Differentiation therapy: sesamin as an effective agent in targeting cancer stem-like side population cells of human gallbladder carcinoma
- Equal contributors
1 Department of Endocrinology, Xinhua Hospital, Shanghai Jiaotong University School of Medicine, Shanghai 200092, China
2 Department of Pharmacology, Wannan Medical College, Wuhu, Anhui 241002, China
3 Department of General Surgery, Xinhua Hospital, Shanghai Jiaotong University School of Medicine, Shanghai 200092, China
4 Department of Gastroenterology, Yijishan Hospital Affiliated to Wannan Medical College, Wuhu, Anhui 241001, China
5 Department of Pharmacy, Wannan Medical College, Wuhu, Anhui 241002, China
BMC Complementary and Alternative Medicine 2014, 14:254 doi:10.1186/1472-6882-14-254Published: 19 July 2014
Recent studies have demonstrated that side population (SP) cells isolated from various cancer cell lines and primary tumors possess stem cell-like properties. Sesamin, a food-derived agent, possesses anti-cancer activities both in vitro and in vivo. The present study was designed to determine whether sesamin also have effects on cancer stem-like SP cells from gallbladder cancer (GBC).
In this study, we sorted SP cells by flow cytometry. SP cells were cultured and treated with sesamin. Tumor-sphere formation, colony formation, Matrigel invasion and tumorigenic potential were determined. Expression of nuclear NF-κB, IL-6, p-Stat3, Twist, E-cadherin and Vimentin was measured by Western blot, immunofluorescence staining or RT-PCR analysis. Nuclear NF-κB activity and IL-6 protein level were assessed with ELISA. Xenograft tumors were generated in nude mice.

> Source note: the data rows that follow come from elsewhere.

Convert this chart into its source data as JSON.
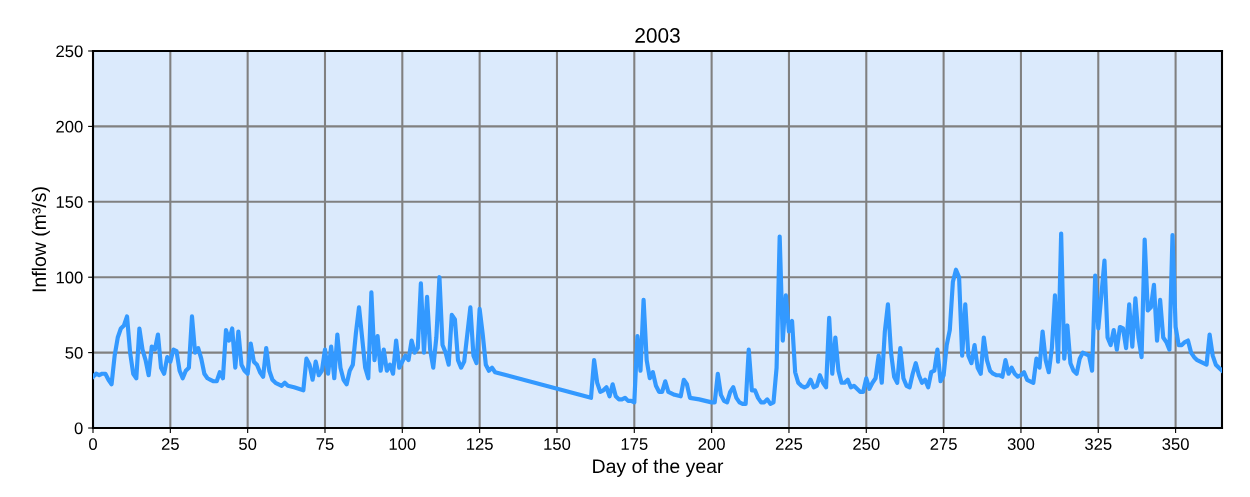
{
  "chart_data": {
    "type": "line",
    "title": "2003",
    "xlabel": "Day of the year",
    "ylabel": "Inflow (m³/s)",
    "xlim": [
      0,
      365
    ],
    "ylim": [
      0,
      250
    ],
    "xticks": [
      0,
      25,
      50,
      75,
      100,
      125,
      150,
      175,
      200,
      225,
      250,
      275,
      300,
      325,
      350
    ],
    "yticks": [
      0,
      50,
      100,
      150,
      200,
      250
    ],
    "grid": true,
    "marker": "none",
    "line_style": "solid",
    "series": [
      {
        "color": "#3399ff",
        "x": [
          0,
          1,
          2,
          3,
          4,
          5,
          6,
          7,
          8,
          9,
          10,
          11,
          12,
          13,
          14,
          15,
          16,
          17,
          18,
          19,
          20,
          21,
          22,
          23,
          24,
          25,
          26,
          27,
          28,
          29,
          30,
          31,
          32,
          33,
          34,
          35,
          36,
          37,
          38,
          39,
          40,
          41,
          42,
          43,
          44,
          45,
          46,
          47,
          48,
          49,
          50,
          51,
          52,
          53,
          54,
          55,
          56,
          57,
          58,
          59,
          60,
          61,
          62,
          63,
          65,
          68,
          69,
          70,
          71,
          72,
          73,
          74,
          75,
          76,
          77,
          78,
          79,
          80,
          81,
          82,
          83,
          84,
          85,
          86,
          87,
          88,
          89,
          90,
          91,
          92,
          93,
          94,
          95,
          96,
          97,
          98,
          99,
          100,
          101,
          102,
          103,
          104,
          105,
          106,
          107,
          108,
          109,
          110,
          111,
          112,
          113,
          114,
          115,
          116,
          117,
          118,
          119,
          120,
          121,
          122,
          123,
          124,
          125,
          126,
          127,
          128,
          129,
          130,
          161,
          162,
          163,
          164,
          165,
          166,
          167,
          168,
          169,
          170,
          171,
          172,
          173,
          174,
          175,
          176,
          177,
          178,
          179,
          180,
          181,
          182,
          183,
          184,
          185,
          186,
          187,
          188,
          190,
          191,
          192,
          193,
          196,
          200,
          201,
          202,
          203,
          204,
          205,
          206,
          207,
          208,
          209,
          210,
          211,
          212,
          213,
          214,
          215,
          216,
          217,
          218,
          219,
          220,
          221,
          222,
          223,
          224,
          225,
          226,
          227,
          228,
          229,
          230,
          231,
          232,
          233,
          234,
          235,
          236,
          237,
          238,
          239,
          240,
          241,
          242,
          243,
          244,
          245,
          246,
          247,
          248,
          249,
          250,
          251,
          252,
          253,
          254,
          255,
          256,
          257,
          258,
          259,
          260,
          261,
          262,
          263,
          264,
          265,
          266,
          267,
          268,
          269,
          270,
          271,
          272,
          273,
          274,
          275,
          276,
          277,
          278,
          279,
          280,
          281,
          282,
          283,
          284,
          285,
          286,
          287,
          288,
          289,
          290,
          291,
          292,
          293,
          294,
          295,
          296,
          297,
          298,
          299,
          300,
          301,
          302,
          303,
          304,
          305,
          306,
          307,
          308,
          309,
          310,
          311,
          312,
          313,
          314,
          315,
          316,
          317,
          318,
          319,
          320,
          321,
          322,
          323,
          324,
          325,
          326,
          327,
          328,
          329,
          330,
          331,
          332,
          333,
          334,
          335,
          336,
          337,
          338,
          339,
          340,
          341,
          342,
          343,
          344,
          345,
          346,
          347,
          348,
          349,
          350,
          351,
          352,
          353,
          354,
          355,
          356,
          357,
          358,
          359,
          360,
          361,
          362,
          363,
          364,
          365
        ],
        "values": [
          34,
          36,
          35,
          36,
          36,
          32,
          29,
          48,
          60,
          66,
          68,
          74,
          50,
          36,
          33,
          66,
          52,
          45,
          35,
          54,
          52,
          62,
          40,
          36,
          47,
          44,
          52,
          51,
          38,
          33,
          38,
          40,
          74,
          50,
          53,
          46,
          36,
          33,
          32,
          31,
          31,
          37,
          33,
          65,
          58,
          66,
          40,
          64,
          42,
          38,
          36,
          56,
          44,
          42,
          37,
          34,
          53,
          38,
          32,
          30,
          29,
          28,
          30,
          28,
          27,
          25,
          46,
          42,
          32,
          44,
          35,
          38,
          52,
          36,
          54,
          33,
          62,
          40,
          32,
          29,
          38,
          42,
          63,
          80,
          60,
          40,
          33,
          90,
          45,
          61,
          38,
          52,
          38,
          42,
          36,
          58,
          40,
          44,
          48,
          45,
          58,
          50,
          53,
          96,
          50,
          87,
          52,
          40,
          60,
          100,
          55,
          50,
          42,
          75,
          72,
          45,
          40,
          44,
          62,
          80,
          48,
          43,
          79,
          62,
          42,
          38,
          40,
          37,
          20,
          45,
          30,
          24,
          25,
          27,
          21,
          29,
          21,
          19,
          19,
          20,
          18,
          18,
          17,
          61,
          38,
          85,
          45,
          33,
          37,
          28,
          24,
          24,
          31,
          24,
          23,
          22,
          21,
          32,
          29,
          20,
          19,
          17,
          17,
          36,
          22,
          18,
          17,
          24,
          27,
          20,
          17,
          16,
          16,
          52,
          25,
          25,
          20,
          17,
          17,
          19,
          16,
          17,
          40,
          127,
          58,
          88,
          64,
          71,
          37,
          30,
          28,
          27,
          28,
          32,
          27,
          28,
          35,
          30,
          27,
          73,
          36,
          60,
          38,
          30,
          30,
          32,
          27,
          28,
          26,
          24,
          24,
          33,
          26,
          30,
          33,
          48,
          30,
          64,
          82,
          50,
          34,
          30,
          53,
          33,
          28,
          27,
          36,
          43,
          35,
          30,
          32,
          27,
          37,
          38,
          52,
          31,
          35,
          55,
          65,
          97,
          105,
          100,
          48,
          82,
          48,
          43,
          55,
          40,
          36,
          60,
          45,
          38,
          36,
          35,
          35,
          34,
          45,
          36,
          40,
          36,
          34,
          35,
          37,
          32,
          31,
          30,
          46,
          40,
          64,
          45,
          37,
          53,
          88,
          44,
          129,
          46,
          68,
          43,
          38,
          36,
          46,
          50,
          49,
          48,
          38,
          101,
          66,
          88,
          111,
          60,
          55,
          65,
          52,
          67,
          66,
          53,
          82,
          54,
          86,
          60,
          47,
          125,
          78,
          80,
          95,
          58,
          85,
          60,
          57,
          52,
          128,
          67,
          55,
          55,
          57,
          58,
          50,
          47,
          45,
          44,
          43,
          42,
          62,
          48,
          42,
          40,
          38
        ]
      }
    ]
  }
}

After treated with sesamin, SP cells differentiated into cells expressing the epithelial marker (E-cadherin). Sesamin effectively affected SP cells stem cell-like characteristics (i.e., tumor-sphere formation, colony-formation, Matrigel invasion), weakened the drug-resistance of SP cells and inhibited tumor growth both in vitro and in vivo. Treatment with sesamin significantly reduced the expression of nuclear NF-κB, IL-6, p-Stat3, Twist and Vimentin (a mesenchymal marker) in SP cells. Nuclear NF-κB activity and IL-6 level were also decreased after treatment with sesamin.
Food-derived sesamin directs the epithelial differentiation of cancer stem-like SP cells from GBC, which is associated with attenuation of NF-κB-IL-6-Stat3-Twist signal pathway.